In 1896 13-year-old Ambrétte Memenon, the daughter of French immigrants, is newly arrived in Utica, New York, and resides in the first residential home in the city to get electricity. Her father, referred to as Papa, is an electrical scientist who has worked with some of the greatest minds of his generation, including Nicola Tesla. Her mother, called Maman, believes in spiritualism—she’s convinced that “spirits live around us, just as neighbors do. The dead are near us at all times.” Ambrétte’s older brother, Georges, works alongside their father and is gradually maturing into adulthood. Ambrétte feels disconnected from her surroundings and senses a deep rift between her parents—in a recurring metaphor that draws upon her parents’ interests in electricity and spiritualism, she longs to be the conduit that reconnects them.
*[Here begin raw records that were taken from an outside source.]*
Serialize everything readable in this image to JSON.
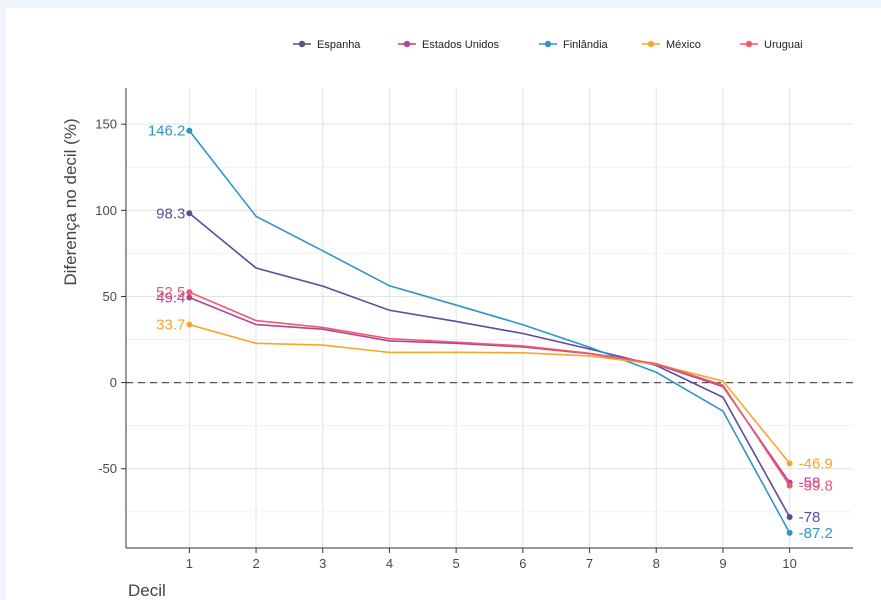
{
  "chart_data": {
    "type": "line",
    "xlabel": "Decil",
    "ylabel": "Diferença no decil (%)",
    "x": [
      1,
      2,
      3,
      4,
      5,
      6,
      7,
      8,
      9,
      10
    ],
    "xlim": [
      0.05,
      10.95
    ],
    "ylim": [
      -96,
      171
    ],
    "x_ticks": [
      1,
      2,
      3,
      4,
      5,
      6,
      7,
      8,
      9,
      10
    ],
    "y_ticks": [
      -50,
      0,
      50,
      100,
      150
    ],
    "grid": true,
    "reference_line": {
      "y": 0,
      "style": "dashed"
    },
    "legend_position": "top-right",
    "series": [
      {
        "name": "Espanha",
        "color": "#5b4c9a",
        "values": [
          98.3,
          66.5,
          56,
          42,
          35.5,
          28.5,
          19.5,
          10,
          -8.5,
          -78
        ],
        "start_label": "98.3",
        "end_label": "-78"
      },
      {
        "name": "Estados Unidos",
        "color": "#b2449a",
        "values": [
          49.4,
          33.7,
          31,
          24.2,
          22.8,
          20.7,
          16.8,
          10.6,
          -2.3,
          -58
        ],
        "start_label": "49.4",
        "end_label": "-58"
      },
      {
        "name": "Finlândia",
        "color": "#2e95c9",
        "values": [
          146.2,
          96.5,
          76.5,
          56.2,
          45,
          33.6,
          20.5,
          6,
          -16.5,
          -87.2
        ],
        "start_label": "146.2",
        "end_label": "-87.2"
      },
      {
        "name": "México",
        "color": "#f6a62a",
        "values": [
          33.7,
          22.8,
          21.8,
          17.5,
          17.6,
          17.3,
          15.5,
          10.7,
          0.9,
          -46.9
        ],
        "start_label": "33.7",
        "end_label": "-46.9"
      },
      {
        "name": "Uruguai",
        "color": "#ef5a6f",
        "values": [
          52.5,
          36,
          32,
          25.5,
          23.5,
          21.3,
          17,
          11,
          -1.5,
          -59.8
        ],
        "start_label": "52.5",
        "end_label": "-59.8"
      }
    ]
  }
}
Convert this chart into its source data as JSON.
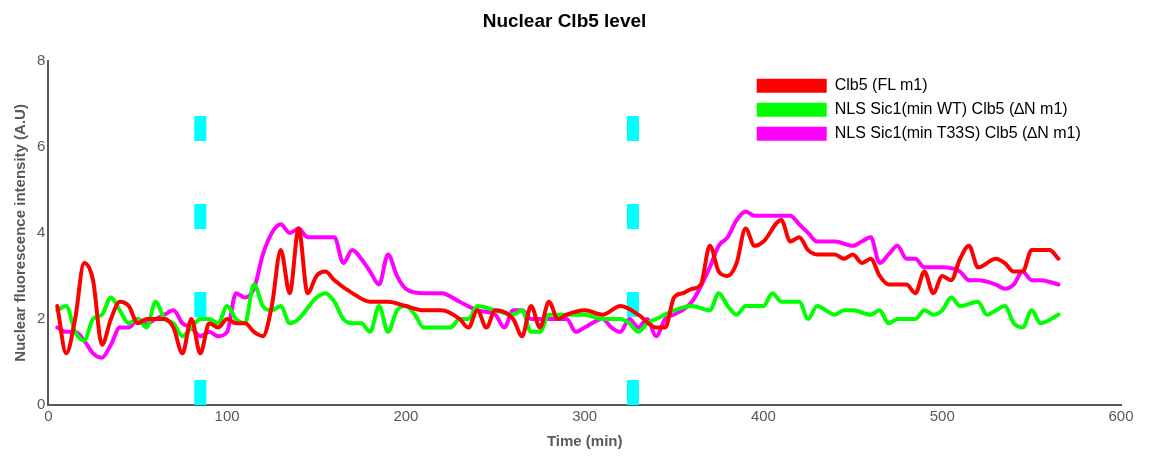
{
  "chart_data": {
    "type": "line",
    "title": "Nuclear Clb5 level",
    "xlabel": "Time (min)",
    "ylabel": "Nuclear fluorescence intensity (A.U)",
    "xlim": [
      0,
      600
    ],
    "xticks": [
      0,
      100,
      200,
      300,
      400,
      500,
      600
    ],
    "ylim": [
      0,
      8
    ],
    "yticks": [
      0,
      2,
      4,
      6,
      8
    ],
    "grid": false,
    "legend": "top right",
    "marker": "none",
    "line_style": "solid",
    "ref_lines": [
      {
        "axis": "x",
        "value": 85,
        "color": "#00ffff",
        "line_style": "dashed"
      },
      {
        "axis": "x",
        "value": 327,
        "color": "#00ffff",
        "line_style": "dashed"
      }
    ],
    "series": [
      {
        "name": "Clb5 (FL m1)",
        "color": "#ff0000",
        "x": [
          5,
          10,
          15,
          20,
          25,
          30,
          35,
          40,
          45,
          50,
          55,
          60,
          65,
          70,
          75,
          80,
          85,
          90,
          95,
          100,
          105,
          110,
          115,
          120,
          125,
          130,
          135,
          140,
          145,
          150,
          155,
          160,
          170,
          180,
          190,
          200,
          210,
          220,
          230,
          235,
          240,
          245,
          250,
          260,
          265,
          270,
          275,
          280,
          285,
          290,
          300,
          310,
          320,
          330,
          340,
          345,
          350,
          355,
          360,
          365,
          370,
          375,
          380,
          385,
          390,
          395,
          400,
          410,
          415,
          420,
          425,
          430,
          440,
          445,
          450,
          455,
          460,
          465,
          470,
          480,
          485,
          490,
          495,
          500,
          505,
          510,
          515,
          520,
          530,
          535,
          540,
          545,
          550,
          560,
          565
        ],
        "values": [
          2.3,
          1.2,
          2.0,
          3.3,
          2.9,
          1.4,
          2.0,
          2.4,
          2.3,
          1.9,
          2.0,
          2.0,
          2.0,
          1.8,
          1.2,
          2.0,
          1.2,
          1.9,
          1.8,
          2.0,
          1.9,
          1.9,
          1.7,
          1.6,
          2.3,
          3.6,
          2.6,
          4.1,
          2.6,
          3.0,
          3.1,
          2.9,
          2.6,
          2.4,
          2.4,
          2.3,
          2.2,
          2.2,
          2.0,
          1.8,
          2.2,
          1.8,
          2.2,
          2.0,
          1.6,
          2.3,
          1.8,
          2.4,
          2.0,
          2.1,
          2.2,
          2.1,
          2.3,
          2.1,
          1.8,
          1.8,
          2.5,
          2.6,
          2.7,
          2.8,
          3.7,
          3.1,
          3.0,
          3.3,
          4.1,
          3.7,
          3.8,
          4.3,
          3.8,
          3.9,
          3.6,
          3.5,
          3.5,
          3.4,
          3.5,
          3.3,
          3.4,
          3.0,
          2.8,
          2.8,
          2.6,
          3.1,
          2.6,
          3.0,
          2.9,
          3.4,
          3.7,
          3.2,
          3.4,
          3.3,
          3.1,
          3.1,
          3.6,
          3.6,
          3.4
        ]
      },
      {
        "name": "NLS Sic1(min WT) Clb5 (∆N m1)",
        "color": "#00ff00",
        "x": [
          5,
          10,
          15,
          20,
          25,
          30,
          35,
          40,
          45,
          50,
          55,
          60,
          65,
          70,
          75,
          80,
          85,
          90,
          95,
          100,
          105,
          110,
          115,
          120,
          125,
          130,
          135,
          140,
          150,
          155,
          160,
          165,
          170,
          175,
          180,
          185,
          190,
          195,
          200,
          205,
          210,
          220,
          225,
          230,
          235,
          240,
          250,
          260,
          265,
          270,
          275,
          280,
          290,
          300,
          310,
          320,
          325,
          330,
          335,
          340,
          350,
          360,
          370,
          375,
          380,
          385,
          390,
          400,
          405,
          410,
          420,
          425,
          430,
          440,
          445,
          450,
          460,
          465,
          470,
          475,
          480,
          485,
          490,
          495,
          500,
          505,
          510,
          520,
          525,
          530,
          535,
          540,
          545,
          550,
          555,
          565
        ],
        "values": [
          2.2,
          2.3,
          1.7,
          1.5,
          2.0,
          2.1,
          2.5,
          2.2,
          1.9,
          2.0,
          1.8,
          2.4,
          2.0,
          1.9,
          1.6,
          1.8,
          2.0,
          2.0,
          1.9,
          2.3,
          2.0,
          1.9,
          2.8,
          2.3,
          2.2,
          2.3,
          1.9,
          2.0,
          2.5,
          2.6,
          2.4,
          2.0,
          1.9,
          1.9,
          1.7,
          2.3,
          1.7,
          2.2,
          2.3,
          2.1,
          1.8,
          1.8,
          1.8,
          2.0,
          2.0,
          2.3,
          2.2,
          2.1,
          2.2,
          1.7,
          1.7,
          2.1,
          2.1,
          2.1,
          2.0,
          2.0,
          1.9,
          1.7,
          1.9,
          2.0,
          2.2,
          2.3,
          2.2,
          2.6,
          2.3,
          2.1,
          2.3,
          2.3,
          2.6,
          2.4,
          2.4,
          2.0,
          2.3,
          2.1,
          2.2,
          2.2,
          2.1,
          2.2,
          1.9,
          2.0,
          2.0,
          2.0,
          2.2,
          2.1,
          2.2,
          2.5,
          2.3,
          2.4,
          2.1,
          2.2,
          2.3,
          1.9,
          1.8,
          2.2,
          1.9,
          2.1
        ]
      },
      {
        "name": "NLS Sic1(min T33S) Clb5 (∆N m1)",
        "color": "#ff00ff",
        "x": [
          5,
          10,
          15,
          20,
          25,
          30,
          35,
          40,
          45,
          50,
          55,
          60,
          65,
          70,
          75,
          80,
          85,
          90,
          95,
          100,
          105,
          110,
          115,
          120,
          125,
          130,
          135,
          140,
          145,
          150,
          155,
          160,
          165,
          170,
          175,
          180,
          185,
          190,
          195,
          200,
          210,
          220,
          230,
          240,
          250,
          255,
          260,
          265,
          270,
          280,
          285,
          290,
          295,
          300,
          310,
          315,
          320,
          325,
          330,
          335,
          340,
          345,
          350,
          360,
          370,
          375,
          380,
          385,
          390,
          395,
          400,
          405,
          410,
          415,
          420,
          425,
          430,
          440,
          450,
          455,
          460,
          465,
          470,
          475,
          480,
          485,
          490,
          495,
          500,
          510,
          515,
          520,
          530,
          535,
          540,
          545,
          550,
          555,
          565
        ],
        "values": [
          1.8,
          1.7,
          1.7,
          1.5,
          1.2,
          1.1,
          1.4,
          1.8,
          1.8,
          2.0,
          1.9,
          2.0,
          2.1,
          2.2,
          1.9,
          1.8,
          1.6,
          1.7,
          1.6,
          1.7,
          2.6,
          2.5,
          2.7,
          3.5,
          4.0,
          4.2,
          4.0,
          4.1,
          3.9,
          3.9,
          3.9,
          3.9,
          3.3,
          3.6,
          3.4,
          3.1,
          2.8,
          3.5,
          3.0,
          2.7,
          2.6,
          2.6,
          2.4,
          2.2,
          2.1,
          1.8,
          2.2,
          2.2,
          2.0,
          2.0,
          2.0,
          2.0,
          1.7,
          1.8,
          2.0,
          1.8,
          1.7,
          2.0,
          1.8,
          2.0,
          1.6,
          2.0,
          2.1,
          2.4,
          3.2,
          3.7,
          3.9,
          4.3,
          4.5,
          4.4,
          4.4,
          4.4,
          4.4,
          4.4,
          4.2,
          4.0,
          3.8,
          3.8,
          3.7,
          3.8,
          3.9,
          3.3,
          3.5,
          3.7,
          3.4,
          3.4,
          3.2,
          3.2,
          3.2,
          3.1,
          2.9,
          2.9,
          2.8,
          2.7,
          2.8,
          3.1,
          2.9,
          2.9,
          2.8
        ]
      }
    ]
  }
}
Ambrétte begins preparing for a séance that she hopes will reveal her link to the spirit world (she communes with ghosts) and bring positive attention to her mother. Maman becomes sick, suffering “spells” that she believes are the result of “an animal spirit deep inside her,” leaving her increasingly bedridden. In the wake of this illness and several profound losses, Ambrétte must determine how her spiritual gifts will help her find a place in the world. While the author mostly sticks to a close third-person perspective following Ambrétte, the text also includes intriguing ephemera like excerpts from Maman’s spiritualist texts, a short story shared by a maid, and a note written by a friend. In keeping with the spiritualist theme, the story moves fluidly through time, jumping backward on several occasions to fill in the story of the Memenons (in particular, Papa's history as an electrical scientist). Bender gracefully conveys how the currents of the times and the influence of parents shape a young mind, and in Ambrétte the author has created a memorable character.

Patient, perceptive, and charged with a quiet emotional power.